Como a roçagem pode proteger ou ferir a biodiversidade urbana

Como a roçagem pode proteger ou ferir a biodiversidade urbana

Publicado em: 12 de dezembro de 2025

Como a roçagem pode proteger ou ferir a biodiversidade urbana

Entre os meses de janeiro e março de 2025, diversas prefeituras brasileiras registraram volumes expressivos de roçagem urbana, um indicativo de que a vegetação cresce com mais vigor no verão e demanda atenção das equipes de zeladoria.
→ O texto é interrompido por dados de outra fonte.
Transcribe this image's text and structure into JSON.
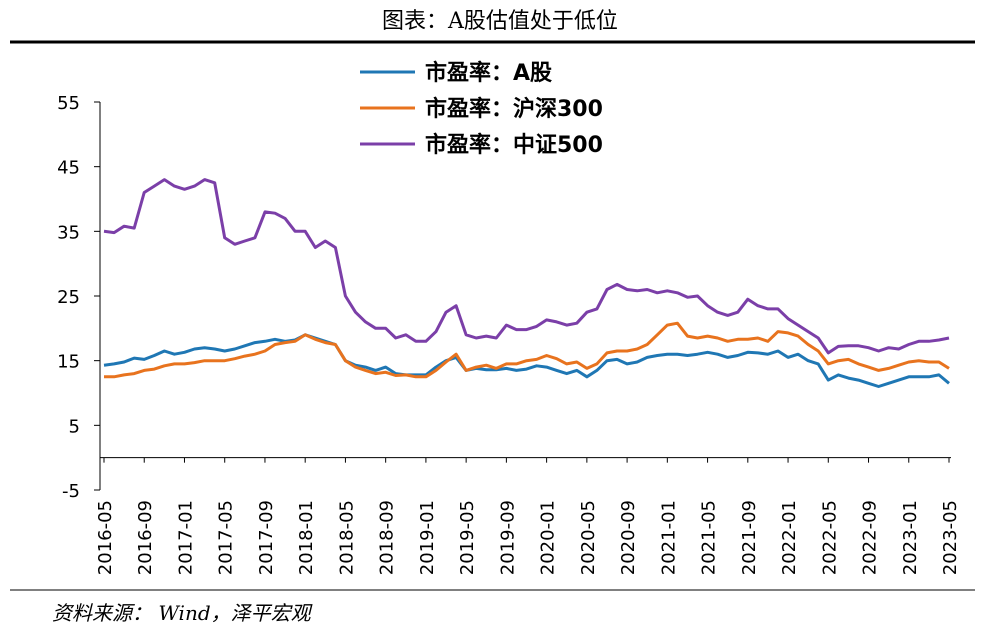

A Companhia Municipal de Trânsito e Urbanização de Londrina, no Paraná, por exemplo, informou em seu relatório de transparência que, no primeiro semestre deste ano, cerca de 20,9 milhões de metros quadrados de áreas públicas passaram por roçagem, entre canteiros centrais, praças, jardins e áreas verdes.

Esses números ilustram bem a escala do trabalho de manutenção nas cidades, em que, para manter as áreas limpas e acessíveis, as equipes percorrem grandes extensões de grama e vegetação. No entanto, esse volume de roçada também evidencia o impacto potencial sobre a arborização urbana, especialmente quando a atividade não é feita com cuidado. Em muitas operações, árvores jovens ou adultas podem sofrer ferimentos graves se a roçadeira encostar no tronco ou na base, comprometendo sua saúde e abrindo vulnerabilidades para pragas e doenças.

O que diz a Copaíba

Para a Associação Ambientalista Copaíba, essa constatação é motivo de grande preocupação. Durante a roçagem urbana, quando a roçadeira atinge o tronco, a casca — equivalente à pele humana — é danificada, e é justamente nela que se localiza o floema, tecido responsável pelo transporte da seiva elaborada, fundamental para a nutrição da planta. Além de proteger contra pragas, doenças e danos mecânicos, a casca cumpre função vital para o crescimento e a estabilidade das árvores.

Quando esse tecido é ferido, o floema fica exposto, tornando-se uma porta de entrada para fungos apodrecedores, cupins, brocas, formigas cortadeiras e diversos patógenos que rapidamente colonizam o tecido lesionado. Com o tempo, agressões recorrentes podem gerar cavidades, podridões internas e fragilidade estrutural, fatores que aumentam significativamente o risco de queda.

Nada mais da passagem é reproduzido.